Full disclosure:
Walter Sickert & the Army of Broken Toys have appeared on our first compilation, The Sepiachord Companion*, and are set to appear on our second collection, A Sepiachord Passport**.
To be honest I was a bit nervous when Walter Sickert assembled a full fledged band for his Army of Broken Toys, instead of just Edrie Edrie is early, one-woman army. I was afraid that that Walter's mad genius would be diluted, that he'd lose some of the mangled magic by spreading it around.
I'm here to testify that I was wrong. My fears were so wrong headed as to make me considering chucking in this whole music-review shtick and go back to raising wooly mammoths on my veranda.
By adding seven to ten musicians (depending on the piece) Sickert takes his twisted songs and weaves them into Gordian Knots of compositions. There's a lot going on here, but *none* of is wasted. Every instrument, voice and player that has been folded into the mix has clearly been carefully considered. It gives the numbers on "Steam Ship Killers" a hypnotic level of depth.
BUT the band never runs you down with sheer numbers; they never play like a wall of sound to prove that they can.
Sickert may look like a handle-bar mustachioed anarchist, but behind those crazed eyes and under that wild shock of hair there's a percise artist who knows exactly what he wants in each song and what musicians are capable of pulling off his visions. Kudos to them all.
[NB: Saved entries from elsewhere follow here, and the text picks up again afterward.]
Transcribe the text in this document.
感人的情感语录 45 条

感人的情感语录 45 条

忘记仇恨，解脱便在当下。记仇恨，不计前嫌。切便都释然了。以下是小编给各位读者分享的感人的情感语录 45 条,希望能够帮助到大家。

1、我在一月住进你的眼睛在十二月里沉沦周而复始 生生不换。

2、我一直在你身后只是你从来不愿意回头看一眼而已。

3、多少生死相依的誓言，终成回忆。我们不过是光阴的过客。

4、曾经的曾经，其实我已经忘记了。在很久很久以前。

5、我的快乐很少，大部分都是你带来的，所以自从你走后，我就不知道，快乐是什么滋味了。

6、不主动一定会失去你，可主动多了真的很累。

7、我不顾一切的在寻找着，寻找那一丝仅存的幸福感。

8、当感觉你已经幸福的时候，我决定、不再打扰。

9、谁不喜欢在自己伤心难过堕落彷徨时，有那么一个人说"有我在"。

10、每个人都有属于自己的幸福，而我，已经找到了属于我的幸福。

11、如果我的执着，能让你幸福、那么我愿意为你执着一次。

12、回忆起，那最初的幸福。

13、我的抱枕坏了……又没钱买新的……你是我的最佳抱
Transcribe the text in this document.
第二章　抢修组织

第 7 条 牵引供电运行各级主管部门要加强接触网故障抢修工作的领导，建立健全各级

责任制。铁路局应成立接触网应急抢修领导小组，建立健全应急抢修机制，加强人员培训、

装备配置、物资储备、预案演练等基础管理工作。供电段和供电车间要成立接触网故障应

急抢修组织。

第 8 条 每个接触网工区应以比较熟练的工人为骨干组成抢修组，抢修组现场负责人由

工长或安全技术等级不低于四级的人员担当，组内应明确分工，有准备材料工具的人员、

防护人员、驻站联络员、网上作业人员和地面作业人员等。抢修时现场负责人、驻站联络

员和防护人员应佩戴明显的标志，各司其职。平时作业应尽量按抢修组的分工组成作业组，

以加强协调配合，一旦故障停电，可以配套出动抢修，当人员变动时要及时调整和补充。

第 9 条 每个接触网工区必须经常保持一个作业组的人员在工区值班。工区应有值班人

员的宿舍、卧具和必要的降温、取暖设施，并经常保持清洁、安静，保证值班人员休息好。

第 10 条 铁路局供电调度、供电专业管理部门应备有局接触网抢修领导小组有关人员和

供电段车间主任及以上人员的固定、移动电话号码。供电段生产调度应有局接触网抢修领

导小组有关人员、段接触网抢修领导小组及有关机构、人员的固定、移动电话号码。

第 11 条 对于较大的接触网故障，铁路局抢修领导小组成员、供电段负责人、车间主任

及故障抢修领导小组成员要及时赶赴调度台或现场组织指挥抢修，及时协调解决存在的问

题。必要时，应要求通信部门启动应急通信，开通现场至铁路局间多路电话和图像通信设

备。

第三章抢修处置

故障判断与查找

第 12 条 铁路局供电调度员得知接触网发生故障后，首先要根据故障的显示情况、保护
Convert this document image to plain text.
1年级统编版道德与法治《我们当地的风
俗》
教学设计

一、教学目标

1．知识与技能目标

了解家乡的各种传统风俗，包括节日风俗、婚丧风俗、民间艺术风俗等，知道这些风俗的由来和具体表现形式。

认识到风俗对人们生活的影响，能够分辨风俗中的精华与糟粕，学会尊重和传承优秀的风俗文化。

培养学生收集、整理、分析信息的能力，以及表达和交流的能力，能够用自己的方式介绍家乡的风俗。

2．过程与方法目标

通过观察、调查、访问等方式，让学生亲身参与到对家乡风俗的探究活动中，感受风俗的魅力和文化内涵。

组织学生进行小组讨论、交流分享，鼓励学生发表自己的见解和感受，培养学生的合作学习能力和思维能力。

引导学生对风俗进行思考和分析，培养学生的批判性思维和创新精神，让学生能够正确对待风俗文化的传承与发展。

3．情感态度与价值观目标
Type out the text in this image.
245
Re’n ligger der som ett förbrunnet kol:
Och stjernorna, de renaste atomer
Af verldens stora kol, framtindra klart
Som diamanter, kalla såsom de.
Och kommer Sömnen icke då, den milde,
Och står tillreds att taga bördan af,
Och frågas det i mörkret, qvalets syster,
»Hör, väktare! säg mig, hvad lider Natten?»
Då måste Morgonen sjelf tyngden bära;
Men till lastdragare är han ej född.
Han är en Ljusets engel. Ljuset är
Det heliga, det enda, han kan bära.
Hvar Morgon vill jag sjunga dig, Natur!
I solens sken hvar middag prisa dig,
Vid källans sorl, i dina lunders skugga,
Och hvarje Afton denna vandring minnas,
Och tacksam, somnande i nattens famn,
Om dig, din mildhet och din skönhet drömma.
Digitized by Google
After listening to this album a few dozen times I realized why all this works. How Walter can give us twisted circus waltzes, necrotic sea shanties, macabaret, the whole lot and make it sound cohesive.
Sickert manages to pull music apart until he finds the blues/folk heart of each piece. Then he builds up from there. Half mad/half genius he's the architect (like the Ivo Shandor of music) of each song, but he needs skilled artisans to complete his anti-cathedral of sound. Luckily he's found them.